Il disegno di legge che si propone di riformare il reato di diffamazione è stato approvato: con 170 voti a favore e 47 contrari, è stato eliminato il carcere come pena per la diffamazione a mezzo stampa.
L’approvazione da parte dei senatori è stata accolta con favore da Vannino Chiti (Pd), che ricorda come la legge sia “un residuo del Codice Rocco, che limita fortemente la libertà di stampa”.
Via la detenzione, dunque, che sarà rimpiazzata da multe fino ai 50 mila euro. La scelta è stata apprezzata dal Pd, ma meno da Sel che, votando contro il testo, afferma come “bisogna coniugare la tutela della persona con la difesa della libertà di stampa”. Secondo il partito, infatti, “l’introduzione di pene pecuniarie presenta aspetti punitivi e intimidatori”. L’interdizione per sei mesi per i giornalisti, invece, arriverà soltanto in caso di recidiva “reiterata”.
Con l’approvazione del disegno di legge, poi, è stato introdotto anche il diritto all’oblio e alla rettifica, che permetterà di chiedere a siti e motori di ricerca la rimozione di contenuti ritenuti diffamatori e il ricorso al giudice in caso di rifiuto. Se le rettifiche presenteranno un contenuto falso o suscettibile di incriminazione penale non sarà obbligatoria la pubblicazione.
Il testo, che nel passaggio a palazzo Madama è stato modificato, attende ora solo il via libero definitivo della Camera.

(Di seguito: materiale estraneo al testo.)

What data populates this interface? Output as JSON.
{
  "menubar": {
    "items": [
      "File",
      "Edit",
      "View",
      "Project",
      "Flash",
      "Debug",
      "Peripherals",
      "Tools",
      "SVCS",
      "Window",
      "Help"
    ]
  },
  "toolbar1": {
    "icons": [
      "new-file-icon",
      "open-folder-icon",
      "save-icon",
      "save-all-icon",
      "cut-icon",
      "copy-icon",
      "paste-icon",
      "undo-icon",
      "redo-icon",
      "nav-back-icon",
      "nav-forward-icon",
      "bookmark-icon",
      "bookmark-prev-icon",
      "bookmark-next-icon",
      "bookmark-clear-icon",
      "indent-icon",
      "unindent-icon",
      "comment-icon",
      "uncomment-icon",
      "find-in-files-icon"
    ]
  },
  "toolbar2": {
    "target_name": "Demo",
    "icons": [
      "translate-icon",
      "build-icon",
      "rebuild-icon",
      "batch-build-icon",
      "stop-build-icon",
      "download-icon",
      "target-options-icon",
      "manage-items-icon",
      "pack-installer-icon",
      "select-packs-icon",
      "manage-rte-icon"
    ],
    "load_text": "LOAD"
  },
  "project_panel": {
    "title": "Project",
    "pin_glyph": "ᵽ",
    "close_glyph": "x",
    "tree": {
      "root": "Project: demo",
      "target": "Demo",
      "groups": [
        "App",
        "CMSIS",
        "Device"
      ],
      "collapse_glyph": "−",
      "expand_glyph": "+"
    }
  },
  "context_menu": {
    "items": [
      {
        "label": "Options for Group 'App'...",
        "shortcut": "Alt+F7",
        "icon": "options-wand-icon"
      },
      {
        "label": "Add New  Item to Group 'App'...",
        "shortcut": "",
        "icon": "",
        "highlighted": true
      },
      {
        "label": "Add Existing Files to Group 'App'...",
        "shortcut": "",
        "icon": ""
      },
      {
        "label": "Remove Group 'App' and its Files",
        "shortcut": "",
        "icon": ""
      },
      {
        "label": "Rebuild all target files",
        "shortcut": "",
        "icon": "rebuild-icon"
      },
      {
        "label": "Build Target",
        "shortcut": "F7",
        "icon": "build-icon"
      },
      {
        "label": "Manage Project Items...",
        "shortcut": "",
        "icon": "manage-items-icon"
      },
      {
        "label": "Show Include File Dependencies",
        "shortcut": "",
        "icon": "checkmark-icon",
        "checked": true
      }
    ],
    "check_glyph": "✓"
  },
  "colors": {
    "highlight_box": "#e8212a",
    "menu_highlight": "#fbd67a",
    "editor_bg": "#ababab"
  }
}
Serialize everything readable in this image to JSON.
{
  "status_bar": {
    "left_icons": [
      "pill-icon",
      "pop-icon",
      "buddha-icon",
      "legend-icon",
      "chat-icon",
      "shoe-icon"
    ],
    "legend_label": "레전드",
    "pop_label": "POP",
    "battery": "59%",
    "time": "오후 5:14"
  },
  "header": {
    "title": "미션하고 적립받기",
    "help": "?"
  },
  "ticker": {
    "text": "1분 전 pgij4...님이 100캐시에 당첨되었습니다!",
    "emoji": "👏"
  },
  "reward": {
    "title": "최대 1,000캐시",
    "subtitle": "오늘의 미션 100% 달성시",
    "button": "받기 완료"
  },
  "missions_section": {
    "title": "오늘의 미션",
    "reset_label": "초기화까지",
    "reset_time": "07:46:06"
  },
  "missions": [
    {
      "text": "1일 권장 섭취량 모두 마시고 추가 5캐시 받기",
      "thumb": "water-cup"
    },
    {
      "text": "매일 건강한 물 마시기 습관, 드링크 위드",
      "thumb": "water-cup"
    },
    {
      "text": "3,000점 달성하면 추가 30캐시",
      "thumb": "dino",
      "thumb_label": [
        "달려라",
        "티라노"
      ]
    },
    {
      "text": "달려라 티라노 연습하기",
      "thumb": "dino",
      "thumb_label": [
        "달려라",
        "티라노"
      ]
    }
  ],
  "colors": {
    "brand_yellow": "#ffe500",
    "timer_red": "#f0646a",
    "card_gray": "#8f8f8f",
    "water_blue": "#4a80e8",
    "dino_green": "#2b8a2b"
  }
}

Sono anni che la corte di Strasburgo affronta il problema della detenzione di giornalisti condannati per diffamazione: la libertà di pensiero e opinione, secondo l’organo per la difesa dei diritti umani, è uno dei pilastri delle società contemporanee. L’Italia, dunque, con il disegno di legge va ad allinearsi alla giurisprudenza della Corte.